Emergency coronary angiography, successful PCI linked to survival for unconscious patients

WEDNESDAY, Dec. 26 (HealthDay News) -- For patients with out-of-hospital cardiac arrest (OHCA) who do not regain consciousness, an invasive strategy characterized by emergency coronary angiography and subsequent percutaneous coronary intervention (PCI), if indicated, is associated with improved in-hospital survival, according to a study published in the Dec. 15 issue of The American Journal of Cardiology.

Davide Zanuttini, M.D., of the Santa Maria della Misericordia University Hospital in Udine, Italy, and associates conducted a retrospective study involving 93 consecutive OHCA patients (76 percent men; mean age, 67 years). The authors sought to examine the impact of an invasive strategy on in-hospital survival of resuscitated patients with OHCA and no obvious extracardiac cause, who do not regain consciousness shortly after recovery of spontaneous circulation.

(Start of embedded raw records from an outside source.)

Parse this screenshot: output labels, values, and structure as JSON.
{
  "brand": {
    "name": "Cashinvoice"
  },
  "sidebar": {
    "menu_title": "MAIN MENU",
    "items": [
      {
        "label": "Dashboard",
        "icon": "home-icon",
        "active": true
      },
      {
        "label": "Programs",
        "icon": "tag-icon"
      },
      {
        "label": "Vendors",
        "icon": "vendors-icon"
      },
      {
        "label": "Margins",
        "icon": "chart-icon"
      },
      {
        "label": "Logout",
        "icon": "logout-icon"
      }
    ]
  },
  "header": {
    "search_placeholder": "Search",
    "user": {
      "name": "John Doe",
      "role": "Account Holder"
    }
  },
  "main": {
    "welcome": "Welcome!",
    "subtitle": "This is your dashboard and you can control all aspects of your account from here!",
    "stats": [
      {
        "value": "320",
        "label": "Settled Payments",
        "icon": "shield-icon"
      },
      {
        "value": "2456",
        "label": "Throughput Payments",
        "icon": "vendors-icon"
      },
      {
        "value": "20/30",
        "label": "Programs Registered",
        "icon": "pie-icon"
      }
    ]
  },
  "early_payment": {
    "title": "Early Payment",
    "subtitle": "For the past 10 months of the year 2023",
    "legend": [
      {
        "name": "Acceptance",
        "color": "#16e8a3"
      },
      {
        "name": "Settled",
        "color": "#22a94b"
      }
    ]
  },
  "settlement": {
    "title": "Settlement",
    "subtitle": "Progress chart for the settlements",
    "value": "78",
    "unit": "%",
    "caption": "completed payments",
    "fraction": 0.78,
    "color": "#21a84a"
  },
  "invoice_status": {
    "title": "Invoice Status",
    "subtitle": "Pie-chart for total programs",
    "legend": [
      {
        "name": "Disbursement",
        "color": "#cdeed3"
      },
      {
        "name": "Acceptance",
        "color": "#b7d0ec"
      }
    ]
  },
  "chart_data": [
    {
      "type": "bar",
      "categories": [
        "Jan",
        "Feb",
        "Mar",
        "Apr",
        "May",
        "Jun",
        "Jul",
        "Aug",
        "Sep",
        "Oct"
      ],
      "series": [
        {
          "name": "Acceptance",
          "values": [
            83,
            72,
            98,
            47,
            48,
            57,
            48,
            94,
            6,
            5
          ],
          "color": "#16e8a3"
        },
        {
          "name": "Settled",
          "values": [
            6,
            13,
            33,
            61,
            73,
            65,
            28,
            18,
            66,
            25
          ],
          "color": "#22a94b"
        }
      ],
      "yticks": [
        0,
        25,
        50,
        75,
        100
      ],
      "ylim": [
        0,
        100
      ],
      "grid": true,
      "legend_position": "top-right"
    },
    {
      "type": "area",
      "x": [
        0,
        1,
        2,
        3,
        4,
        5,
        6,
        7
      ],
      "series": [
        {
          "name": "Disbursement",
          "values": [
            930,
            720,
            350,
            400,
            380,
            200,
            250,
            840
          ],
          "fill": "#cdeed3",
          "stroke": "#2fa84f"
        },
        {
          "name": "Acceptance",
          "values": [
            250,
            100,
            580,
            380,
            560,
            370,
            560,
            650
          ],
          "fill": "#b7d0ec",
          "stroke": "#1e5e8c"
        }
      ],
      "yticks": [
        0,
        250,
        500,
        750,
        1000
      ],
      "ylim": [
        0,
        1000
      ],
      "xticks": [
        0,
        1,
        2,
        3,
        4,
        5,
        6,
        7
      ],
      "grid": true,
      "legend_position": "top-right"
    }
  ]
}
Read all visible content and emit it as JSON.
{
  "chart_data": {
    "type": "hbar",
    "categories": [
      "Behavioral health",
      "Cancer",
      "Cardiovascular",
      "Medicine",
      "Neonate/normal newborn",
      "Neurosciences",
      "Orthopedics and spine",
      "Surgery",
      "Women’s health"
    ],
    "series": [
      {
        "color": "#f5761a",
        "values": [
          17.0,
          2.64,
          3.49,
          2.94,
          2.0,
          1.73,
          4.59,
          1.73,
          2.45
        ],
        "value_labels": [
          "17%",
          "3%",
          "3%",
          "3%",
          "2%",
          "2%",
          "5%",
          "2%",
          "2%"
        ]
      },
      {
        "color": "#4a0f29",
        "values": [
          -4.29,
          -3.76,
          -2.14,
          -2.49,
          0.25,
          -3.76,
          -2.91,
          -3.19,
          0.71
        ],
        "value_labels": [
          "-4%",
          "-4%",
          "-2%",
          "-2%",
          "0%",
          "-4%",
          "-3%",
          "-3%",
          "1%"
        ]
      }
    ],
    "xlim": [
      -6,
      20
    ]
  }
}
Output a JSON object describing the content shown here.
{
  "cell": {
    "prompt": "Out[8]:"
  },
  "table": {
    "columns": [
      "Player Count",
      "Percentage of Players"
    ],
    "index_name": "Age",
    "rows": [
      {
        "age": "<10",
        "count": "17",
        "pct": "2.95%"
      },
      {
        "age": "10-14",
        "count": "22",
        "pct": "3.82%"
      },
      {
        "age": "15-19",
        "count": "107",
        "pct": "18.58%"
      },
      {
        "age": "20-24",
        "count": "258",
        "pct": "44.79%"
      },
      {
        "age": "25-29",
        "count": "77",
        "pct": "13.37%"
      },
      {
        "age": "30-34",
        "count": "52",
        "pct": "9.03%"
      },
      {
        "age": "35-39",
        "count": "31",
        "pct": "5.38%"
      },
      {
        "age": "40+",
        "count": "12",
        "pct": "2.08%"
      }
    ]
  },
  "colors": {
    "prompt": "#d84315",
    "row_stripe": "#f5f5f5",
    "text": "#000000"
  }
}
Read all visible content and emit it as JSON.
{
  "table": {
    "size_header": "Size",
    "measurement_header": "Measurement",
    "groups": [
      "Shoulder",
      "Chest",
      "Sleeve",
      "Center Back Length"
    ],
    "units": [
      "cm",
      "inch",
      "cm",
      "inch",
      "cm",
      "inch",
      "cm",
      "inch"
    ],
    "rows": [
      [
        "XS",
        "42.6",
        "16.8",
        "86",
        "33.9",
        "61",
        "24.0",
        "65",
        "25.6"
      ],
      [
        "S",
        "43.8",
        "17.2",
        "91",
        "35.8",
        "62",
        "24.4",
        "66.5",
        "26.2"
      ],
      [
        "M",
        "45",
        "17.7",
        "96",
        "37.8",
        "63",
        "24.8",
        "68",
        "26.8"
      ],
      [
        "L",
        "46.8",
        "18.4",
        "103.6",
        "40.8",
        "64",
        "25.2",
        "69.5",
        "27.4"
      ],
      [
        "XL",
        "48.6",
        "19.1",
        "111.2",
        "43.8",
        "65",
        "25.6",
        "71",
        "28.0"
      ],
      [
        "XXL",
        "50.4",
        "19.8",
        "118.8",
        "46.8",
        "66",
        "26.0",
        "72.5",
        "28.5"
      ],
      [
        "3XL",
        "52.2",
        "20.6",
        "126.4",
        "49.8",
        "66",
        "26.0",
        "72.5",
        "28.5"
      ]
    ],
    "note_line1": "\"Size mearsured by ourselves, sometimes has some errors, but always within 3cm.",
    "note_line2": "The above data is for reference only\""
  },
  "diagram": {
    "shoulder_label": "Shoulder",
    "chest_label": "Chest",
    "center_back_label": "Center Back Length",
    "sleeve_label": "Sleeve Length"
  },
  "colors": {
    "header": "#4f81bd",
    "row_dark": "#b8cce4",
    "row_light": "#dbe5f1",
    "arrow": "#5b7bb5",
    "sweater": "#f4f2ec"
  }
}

The researchers found that, of the 66 patients (71 percent) who underwent coronary angiography, 48 had emergency coronary angiography, and the mean time from OHCA to angiography was 13 days in the remaining 18 patients. Of those who underwent emergency coronary angiography, 52 percent underwent successful emergency PCI of a culprit coronary lesion. There was a 54 percent in-hospital survival rate. Emergency coronary angiography and successful emergency PCI correlated significantly with in-hospital survival (hazard ratios, 2.32 and 2.54, respectively). For patients referred to coronary angiography, a delay in performance was independently associated with in-hospital mortality (hazard ratio, 0.95; P = 0.013).

"In conclusion, an invasive strategy characterized by emergency coronary angiography and subsequent PCI, if indicated, seems to improve in-hospital outcome of resuscitated but unconscious patients with OHCA without obvious extracardiac cause," the authors write.